La historia termina en Lima, esa ciudad de diez millones de habitantes que, según Avilés, no es un lugar para salir a pasear y conocer monumentos y edificios históricos sino para comer en buenos restaurantes, algo impensado hace tres décadas, cuando la violencia política asolaba gran parte del Perú. Según Avilés, la gastronomía peruana, basada en la producción de los hombres del ande y de la selva, es un motivo de orgullo para el país.

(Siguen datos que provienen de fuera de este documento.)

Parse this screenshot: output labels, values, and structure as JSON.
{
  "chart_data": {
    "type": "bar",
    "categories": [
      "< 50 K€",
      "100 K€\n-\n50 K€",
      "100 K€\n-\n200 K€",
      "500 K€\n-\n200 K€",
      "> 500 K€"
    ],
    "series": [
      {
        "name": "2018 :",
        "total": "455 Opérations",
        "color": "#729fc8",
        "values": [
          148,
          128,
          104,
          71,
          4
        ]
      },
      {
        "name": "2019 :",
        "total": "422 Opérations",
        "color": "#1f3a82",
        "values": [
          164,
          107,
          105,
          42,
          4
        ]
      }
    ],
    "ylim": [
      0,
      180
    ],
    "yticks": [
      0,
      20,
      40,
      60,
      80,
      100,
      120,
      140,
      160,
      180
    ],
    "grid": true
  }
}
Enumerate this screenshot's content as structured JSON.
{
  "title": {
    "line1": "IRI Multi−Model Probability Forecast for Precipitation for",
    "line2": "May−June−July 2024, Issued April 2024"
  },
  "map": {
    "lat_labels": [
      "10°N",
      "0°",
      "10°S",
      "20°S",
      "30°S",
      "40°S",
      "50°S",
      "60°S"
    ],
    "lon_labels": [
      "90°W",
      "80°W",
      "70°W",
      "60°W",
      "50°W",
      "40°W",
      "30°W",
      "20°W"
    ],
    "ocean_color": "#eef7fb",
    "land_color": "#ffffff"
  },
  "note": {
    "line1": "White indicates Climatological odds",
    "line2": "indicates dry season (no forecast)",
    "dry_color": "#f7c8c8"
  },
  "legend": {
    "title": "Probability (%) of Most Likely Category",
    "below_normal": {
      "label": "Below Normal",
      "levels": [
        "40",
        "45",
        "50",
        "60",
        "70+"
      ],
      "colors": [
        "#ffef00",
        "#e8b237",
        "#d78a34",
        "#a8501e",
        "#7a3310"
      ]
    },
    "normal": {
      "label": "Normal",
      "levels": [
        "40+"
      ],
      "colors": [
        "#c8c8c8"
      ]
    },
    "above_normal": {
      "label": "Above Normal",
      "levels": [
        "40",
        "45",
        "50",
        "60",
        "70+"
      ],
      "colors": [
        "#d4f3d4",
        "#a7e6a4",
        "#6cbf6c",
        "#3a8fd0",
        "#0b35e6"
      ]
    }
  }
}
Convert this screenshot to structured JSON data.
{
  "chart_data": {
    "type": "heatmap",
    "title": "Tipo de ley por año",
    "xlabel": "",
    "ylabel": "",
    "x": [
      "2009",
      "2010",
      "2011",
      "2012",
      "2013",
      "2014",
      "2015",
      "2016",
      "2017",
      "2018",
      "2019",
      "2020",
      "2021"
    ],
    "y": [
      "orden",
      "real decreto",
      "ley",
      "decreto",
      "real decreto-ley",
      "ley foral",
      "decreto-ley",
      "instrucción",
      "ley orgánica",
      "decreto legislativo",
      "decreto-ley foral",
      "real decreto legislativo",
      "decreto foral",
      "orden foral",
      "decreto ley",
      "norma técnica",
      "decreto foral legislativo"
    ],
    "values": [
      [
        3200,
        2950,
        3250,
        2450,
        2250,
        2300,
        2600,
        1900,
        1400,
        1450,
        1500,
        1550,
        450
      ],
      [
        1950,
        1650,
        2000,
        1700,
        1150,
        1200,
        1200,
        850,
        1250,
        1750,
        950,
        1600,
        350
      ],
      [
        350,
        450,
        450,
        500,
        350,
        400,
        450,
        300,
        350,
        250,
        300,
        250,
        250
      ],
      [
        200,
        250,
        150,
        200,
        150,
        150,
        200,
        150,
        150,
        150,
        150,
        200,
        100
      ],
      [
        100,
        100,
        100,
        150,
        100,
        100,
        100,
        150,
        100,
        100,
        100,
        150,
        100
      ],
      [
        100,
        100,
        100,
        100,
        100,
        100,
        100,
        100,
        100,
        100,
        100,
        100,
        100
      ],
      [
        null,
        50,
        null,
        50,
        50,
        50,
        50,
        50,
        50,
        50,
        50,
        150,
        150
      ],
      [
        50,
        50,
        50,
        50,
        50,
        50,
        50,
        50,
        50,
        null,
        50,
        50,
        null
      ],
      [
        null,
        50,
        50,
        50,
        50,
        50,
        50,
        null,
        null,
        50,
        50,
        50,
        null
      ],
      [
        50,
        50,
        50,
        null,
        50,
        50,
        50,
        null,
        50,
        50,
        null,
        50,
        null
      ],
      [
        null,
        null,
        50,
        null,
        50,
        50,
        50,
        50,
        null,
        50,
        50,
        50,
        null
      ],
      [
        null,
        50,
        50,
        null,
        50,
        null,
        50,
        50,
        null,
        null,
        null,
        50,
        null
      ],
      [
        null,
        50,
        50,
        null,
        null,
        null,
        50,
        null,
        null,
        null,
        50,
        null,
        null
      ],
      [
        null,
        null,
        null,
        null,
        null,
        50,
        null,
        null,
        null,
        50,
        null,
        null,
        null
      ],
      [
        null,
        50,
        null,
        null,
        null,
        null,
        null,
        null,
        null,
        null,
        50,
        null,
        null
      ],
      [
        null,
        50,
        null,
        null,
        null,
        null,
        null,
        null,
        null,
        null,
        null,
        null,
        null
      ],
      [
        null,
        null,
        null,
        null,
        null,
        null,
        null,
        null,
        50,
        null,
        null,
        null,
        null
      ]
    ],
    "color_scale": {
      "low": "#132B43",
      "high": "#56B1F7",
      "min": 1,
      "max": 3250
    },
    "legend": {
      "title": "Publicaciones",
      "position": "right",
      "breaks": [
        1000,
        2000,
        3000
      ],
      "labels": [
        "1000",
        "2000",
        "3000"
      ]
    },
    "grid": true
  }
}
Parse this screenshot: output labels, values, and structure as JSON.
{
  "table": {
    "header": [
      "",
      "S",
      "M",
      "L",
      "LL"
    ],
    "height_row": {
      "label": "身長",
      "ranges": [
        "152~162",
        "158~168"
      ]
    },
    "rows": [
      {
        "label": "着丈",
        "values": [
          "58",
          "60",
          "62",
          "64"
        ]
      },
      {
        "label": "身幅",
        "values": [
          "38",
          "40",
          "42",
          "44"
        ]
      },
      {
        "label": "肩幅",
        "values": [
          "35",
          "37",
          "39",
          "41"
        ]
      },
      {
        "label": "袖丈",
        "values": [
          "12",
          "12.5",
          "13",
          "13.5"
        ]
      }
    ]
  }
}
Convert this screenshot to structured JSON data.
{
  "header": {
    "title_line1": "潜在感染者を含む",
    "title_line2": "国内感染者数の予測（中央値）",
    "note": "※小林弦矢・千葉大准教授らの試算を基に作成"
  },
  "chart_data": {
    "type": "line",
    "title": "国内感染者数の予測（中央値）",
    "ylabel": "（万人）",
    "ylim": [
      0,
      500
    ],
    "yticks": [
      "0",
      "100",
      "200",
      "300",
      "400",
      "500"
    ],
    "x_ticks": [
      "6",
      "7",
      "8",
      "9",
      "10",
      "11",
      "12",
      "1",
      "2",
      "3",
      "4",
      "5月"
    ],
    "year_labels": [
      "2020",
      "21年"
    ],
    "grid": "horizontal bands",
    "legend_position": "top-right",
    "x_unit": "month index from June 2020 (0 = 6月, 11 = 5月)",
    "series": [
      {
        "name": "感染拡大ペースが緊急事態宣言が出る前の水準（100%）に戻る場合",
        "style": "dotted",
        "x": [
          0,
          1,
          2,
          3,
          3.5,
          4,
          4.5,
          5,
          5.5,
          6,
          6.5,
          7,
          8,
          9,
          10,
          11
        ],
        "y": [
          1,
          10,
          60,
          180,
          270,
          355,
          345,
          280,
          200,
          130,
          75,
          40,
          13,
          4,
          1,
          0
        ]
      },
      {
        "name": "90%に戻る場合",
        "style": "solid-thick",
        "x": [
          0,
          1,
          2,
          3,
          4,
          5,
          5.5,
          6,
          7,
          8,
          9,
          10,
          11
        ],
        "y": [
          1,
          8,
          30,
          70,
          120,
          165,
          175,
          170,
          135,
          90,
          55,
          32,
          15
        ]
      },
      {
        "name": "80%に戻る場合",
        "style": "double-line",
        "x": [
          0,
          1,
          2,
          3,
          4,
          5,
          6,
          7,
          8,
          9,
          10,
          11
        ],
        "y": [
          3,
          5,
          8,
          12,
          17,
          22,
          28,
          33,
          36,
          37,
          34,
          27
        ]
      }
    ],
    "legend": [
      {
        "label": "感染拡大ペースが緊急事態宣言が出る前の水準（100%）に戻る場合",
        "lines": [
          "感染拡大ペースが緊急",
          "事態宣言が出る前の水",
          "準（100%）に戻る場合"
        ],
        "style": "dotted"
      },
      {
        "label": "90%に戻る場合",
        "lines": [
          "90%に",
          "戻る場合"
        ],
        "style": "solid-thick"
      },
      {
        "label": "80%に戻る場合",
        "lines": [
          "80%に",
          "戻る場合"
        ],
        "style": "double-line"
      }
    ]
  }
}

Aunque el autor es consciente que este boom se logró en beneficio de unos cuantos chefs, a costa de quienes trabajan y producen los alimentos con los que se preparan los platos que han hecho famosa la gastronomía peruana. Este fenómeno ha sido usado para promover «el orgullo de ser peruano», cuando la identidad nacional debe afirmarse en elementos como la historia, la cultura y la tradición, que van más allá de un rico plato de comida.